Her impassioned arguments seemed to find favour with the committee members, who were due to make a decision behind closed doors after the meeting, but will not report to the public for two weeks.
The planning authority’s deputy chair Handel Whittaker told Ebanks, “You do have a legitimate complaint, you do have a legitimate concern.”
Chairman Ian Pairaudeau commented, “When it rains, the cows will be knee deep in water,” and asked developers whether they could create additional deep wells, adding, ”We can’t force you to do that – I’m just saying that would be a very neighbourly thing to do.”
CPA member Celecia Bancroft, herself an architect, warned that deep drains are the first to fill when there are high tides or extreme weather, and called on the developers to add culverts, retention ponds, and routing for floodwaters to their plans.
When the applicants argued they had experience of such matters from their project at 19 North, a development on the Seven Mile Beach corridor, Bancroft retorted that 19 North is often so badly flooded “it looks like a canal – it looks like the movie ‘Waterworld’”.
The developers told the committee they would take concerns over flooding into consideration.
On behalf of the developers, Jonathan Murphy told the committee that they would “abide with code” for all elements of the construction, pointing out that the land in question was not mangrove swamp but grassland with bare rock under a thin layer of topsoil.
This submission follows a successful application in December 2021, granting permission for a commercial and residential complex of 179 apartments.
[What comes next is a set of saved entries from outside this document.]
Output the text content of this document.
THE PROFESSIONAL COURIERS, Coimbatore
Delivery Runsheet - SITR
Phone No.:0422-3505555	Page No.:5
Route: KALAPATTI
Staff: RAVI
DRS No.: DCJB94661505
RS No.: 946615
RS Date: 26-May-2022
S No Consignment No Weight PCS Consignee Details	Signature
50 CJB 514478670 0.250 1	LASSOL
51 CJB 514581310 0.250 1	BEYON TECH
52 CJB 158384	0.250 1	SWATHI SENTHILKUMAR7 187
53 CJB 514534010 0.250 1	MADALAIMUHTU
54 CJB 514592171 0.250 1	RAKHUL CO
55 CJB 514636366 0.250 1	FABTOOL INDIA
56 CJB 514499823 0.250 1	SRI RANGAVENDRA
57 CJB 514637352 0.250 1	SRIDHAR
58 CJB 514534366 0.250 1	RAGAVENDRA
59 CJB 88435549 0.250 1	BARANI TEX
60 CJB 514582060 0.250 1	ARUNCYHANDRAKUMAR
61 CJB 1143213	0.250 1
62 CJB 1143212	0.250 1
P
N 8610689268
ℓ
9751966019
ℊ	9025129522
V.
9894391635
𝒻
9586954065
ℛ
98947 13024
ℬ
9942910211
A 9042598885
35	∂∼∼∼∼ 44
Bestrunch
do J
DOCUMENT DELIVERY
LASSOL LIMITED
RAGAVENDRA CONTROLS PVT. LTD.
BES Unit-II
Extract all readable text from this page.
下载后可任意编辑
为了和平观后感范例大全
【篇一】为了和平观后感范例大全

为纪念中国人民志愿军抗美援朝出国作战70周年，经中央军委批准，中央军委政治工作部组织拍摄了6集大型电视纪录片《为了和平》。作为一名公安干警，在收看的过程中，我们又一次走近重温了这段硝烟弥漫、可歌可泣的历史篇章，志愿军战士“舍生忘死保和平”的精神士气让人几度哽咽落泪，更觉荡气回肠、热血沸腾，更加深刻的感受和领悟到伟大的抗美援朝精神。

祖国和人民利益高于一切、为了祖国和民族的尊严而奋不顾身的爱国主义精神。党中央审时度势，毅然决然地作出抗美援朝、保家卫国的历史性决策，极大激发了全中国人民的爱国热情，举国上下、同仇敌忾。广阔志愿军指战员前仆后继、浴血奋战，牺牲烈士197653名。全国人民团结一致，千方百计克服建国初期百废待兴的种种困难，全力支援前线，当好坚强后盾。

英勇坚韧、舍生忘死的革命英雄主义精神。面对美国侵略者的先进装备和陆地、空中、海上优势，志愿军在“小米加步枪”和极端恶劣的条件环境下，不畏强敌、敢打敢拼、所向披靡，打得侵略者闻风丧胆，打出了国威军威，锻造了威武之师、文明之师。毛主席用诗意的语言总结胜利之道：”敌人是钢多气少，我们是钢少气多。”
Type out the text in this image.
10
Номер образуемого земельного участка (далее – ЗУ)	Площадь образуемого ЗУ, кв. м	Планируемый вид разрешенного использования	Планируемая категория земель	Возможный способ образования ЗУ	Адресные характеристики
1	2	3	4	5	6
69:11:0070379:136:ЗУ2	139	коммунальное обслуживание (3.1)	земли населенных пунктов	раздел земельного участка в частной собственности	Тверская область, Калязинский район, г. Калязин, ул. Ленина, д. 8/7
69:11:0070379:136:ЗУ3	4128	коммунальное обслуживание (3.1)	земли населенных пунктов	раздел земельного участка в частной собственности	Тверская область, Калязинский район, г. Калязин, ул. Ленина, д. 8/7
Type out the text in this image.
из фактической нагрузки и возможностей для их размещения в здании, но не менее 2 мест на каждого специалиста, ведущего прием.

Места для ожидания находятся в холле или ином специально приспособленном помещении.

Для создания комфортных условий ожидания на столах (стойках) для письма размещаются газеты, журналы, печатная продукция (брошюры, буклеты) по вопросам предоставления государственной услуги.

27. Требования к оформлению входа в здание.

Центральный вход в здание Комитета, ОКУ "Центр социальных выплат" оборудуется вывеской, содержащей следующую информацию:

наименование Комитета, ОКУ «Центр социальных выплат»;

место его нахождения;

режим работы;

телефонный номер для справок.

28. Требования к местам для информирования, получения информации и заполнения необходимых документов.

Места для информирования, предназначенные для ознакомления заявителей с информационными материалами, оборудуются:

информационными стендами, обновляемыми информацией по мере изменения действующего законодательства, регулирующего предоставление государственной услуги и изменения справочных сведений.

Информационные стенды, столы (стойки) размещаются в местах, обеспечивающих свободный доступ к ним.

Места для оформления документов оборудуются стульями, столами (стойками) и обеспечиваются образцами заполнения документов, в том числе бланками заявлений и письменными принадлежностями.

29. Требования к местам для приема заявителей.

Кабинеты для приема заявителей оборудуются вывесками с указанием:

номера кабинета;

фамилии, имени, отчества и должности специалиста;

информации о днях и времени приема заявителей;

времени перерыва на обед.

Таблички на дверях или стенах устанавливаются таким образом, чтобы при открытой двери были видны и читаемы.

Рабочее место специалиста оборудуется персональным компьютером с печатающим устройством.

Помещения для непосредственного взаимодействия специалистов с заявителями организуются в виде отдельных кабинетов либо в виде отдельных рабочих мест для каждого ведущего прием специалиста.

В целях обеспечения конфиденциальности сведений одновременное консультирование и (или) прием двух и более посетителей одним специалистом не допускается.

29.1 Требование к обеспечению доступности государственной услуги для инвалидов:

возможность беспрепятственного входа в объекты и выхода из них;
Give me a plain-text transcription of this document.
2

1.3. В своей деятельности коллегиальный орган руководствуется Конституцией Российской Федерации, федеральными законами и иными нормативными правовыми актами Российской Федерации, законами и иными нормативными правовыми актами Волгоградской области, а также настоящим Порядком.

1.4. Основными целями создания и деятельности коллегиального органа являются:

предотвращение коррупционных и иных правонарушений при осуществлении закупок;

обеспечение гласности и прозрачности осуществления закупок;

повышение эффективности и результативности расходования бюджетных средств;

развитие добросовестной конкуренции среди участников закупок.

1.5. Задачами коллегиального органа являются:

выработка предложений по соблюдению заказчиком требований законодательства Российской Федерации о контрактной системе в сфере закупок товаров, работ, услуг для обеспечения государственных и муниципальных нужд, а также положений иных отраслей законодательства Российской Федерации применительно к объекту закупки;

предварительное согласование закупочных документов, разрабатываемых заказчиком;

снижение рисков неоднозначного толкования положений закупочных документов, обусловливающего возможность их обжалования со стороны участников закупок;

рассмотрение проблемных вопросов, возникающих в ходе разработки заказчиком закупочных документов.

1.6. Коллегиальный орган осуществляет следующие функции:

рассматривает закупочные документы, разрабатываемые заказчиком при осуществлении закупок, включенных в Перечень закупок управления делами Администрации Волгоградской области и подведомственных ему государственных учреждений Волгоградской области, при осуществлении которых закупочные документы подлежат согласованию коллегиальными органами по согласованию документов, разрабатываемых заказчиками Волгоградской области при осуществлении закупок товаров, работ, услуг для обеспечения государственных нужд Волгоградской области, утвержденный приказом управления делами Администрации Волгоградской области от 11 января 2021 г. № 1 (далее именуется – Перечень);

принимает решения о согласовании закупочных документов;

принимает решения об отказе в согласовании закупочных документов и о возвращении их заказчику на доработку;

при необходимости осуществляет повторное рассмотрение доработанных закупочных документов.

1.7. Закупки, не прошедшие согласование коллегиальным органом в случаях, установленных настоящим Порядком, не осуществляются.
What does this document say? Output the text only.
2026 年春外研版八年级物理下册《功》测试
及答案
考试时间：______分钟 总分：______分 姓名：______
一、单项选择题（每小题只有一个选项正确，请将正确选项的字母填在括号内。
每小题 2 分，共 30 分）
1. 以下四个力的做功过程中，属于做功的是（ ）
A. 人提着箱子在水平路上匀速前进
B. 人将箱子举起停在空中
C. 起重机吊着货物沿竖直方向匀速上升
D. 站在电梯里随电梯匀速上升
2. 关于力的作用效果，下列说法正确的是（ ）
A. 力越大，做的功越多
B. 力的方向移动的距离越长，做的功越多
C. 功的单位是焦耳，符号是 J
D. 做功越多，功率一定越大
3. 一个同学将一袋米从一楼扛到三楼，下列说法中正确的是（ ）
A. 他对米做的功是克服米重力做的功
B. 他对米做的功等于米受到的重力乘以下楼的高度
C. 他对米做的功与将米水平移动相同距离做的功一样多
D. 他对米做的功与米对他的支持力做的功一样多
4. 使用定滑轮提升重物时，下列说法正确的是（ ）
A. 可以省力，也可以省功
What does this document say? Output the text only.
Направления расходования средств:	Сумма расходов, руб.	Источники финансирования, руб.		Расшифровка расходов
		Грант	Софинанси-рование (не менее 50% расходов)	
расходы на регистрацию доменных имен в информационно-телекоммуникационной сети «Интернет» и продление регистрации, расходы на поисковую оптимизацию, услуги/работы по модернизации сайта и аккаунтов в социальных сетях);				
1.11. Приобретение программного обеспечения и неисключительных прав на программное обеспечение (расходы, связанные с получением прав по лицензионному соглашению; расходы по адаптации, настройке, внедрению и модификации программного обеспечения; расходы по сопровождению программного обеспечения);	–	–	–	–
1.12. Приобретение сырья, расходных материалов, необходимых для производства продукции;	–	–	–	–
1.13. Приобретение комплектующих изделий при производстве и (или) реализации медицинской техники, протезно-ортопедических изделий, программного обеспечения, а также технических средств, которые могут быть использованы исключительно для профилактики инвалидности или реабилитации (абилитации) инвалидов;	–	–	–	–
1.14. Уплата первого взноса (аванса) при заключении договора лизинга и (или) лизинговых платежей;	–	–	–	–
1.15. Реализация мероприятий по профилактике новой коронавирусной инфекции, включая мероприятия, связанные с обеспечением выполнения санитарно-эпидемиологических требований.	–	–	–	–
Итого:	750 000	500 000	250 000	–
This would supersede that proposal.
In the application paperwork, Water Authority Cayman made certain requirements of the developer, but those are based on “low water usage tenants”. The Authority notes that should any high usage tenants move in – for example, in the food service or laundry industries – water treatment and management infrastructure might need to be re-examined.
The Department of Environment noted that “nearby parcels (including the new Rubis Service Station and the Legoland apartment site) are highly elevated and the surrounding area is prone to flooding”.
The department added, “With the conversion of the site to hardstanding, drainage must be properly assessed”, arguing for the addition of sustainable drainage systems which mimic natural drainage patterns, rather than channeling the water through pipes and wells.
The land lies on Batabano Road, just west of Esterley Tibbetts Highway.
The proposal is for four buildings: one with 32,000 square feet of retail space and 58 apartments; one with 6,000 square feet of retail space and 12 apartments; a third with 600 square feet or retail space and 12 apartments; and a fourth with 21,000 square feet of retail space and 21,000 square feet of storage units.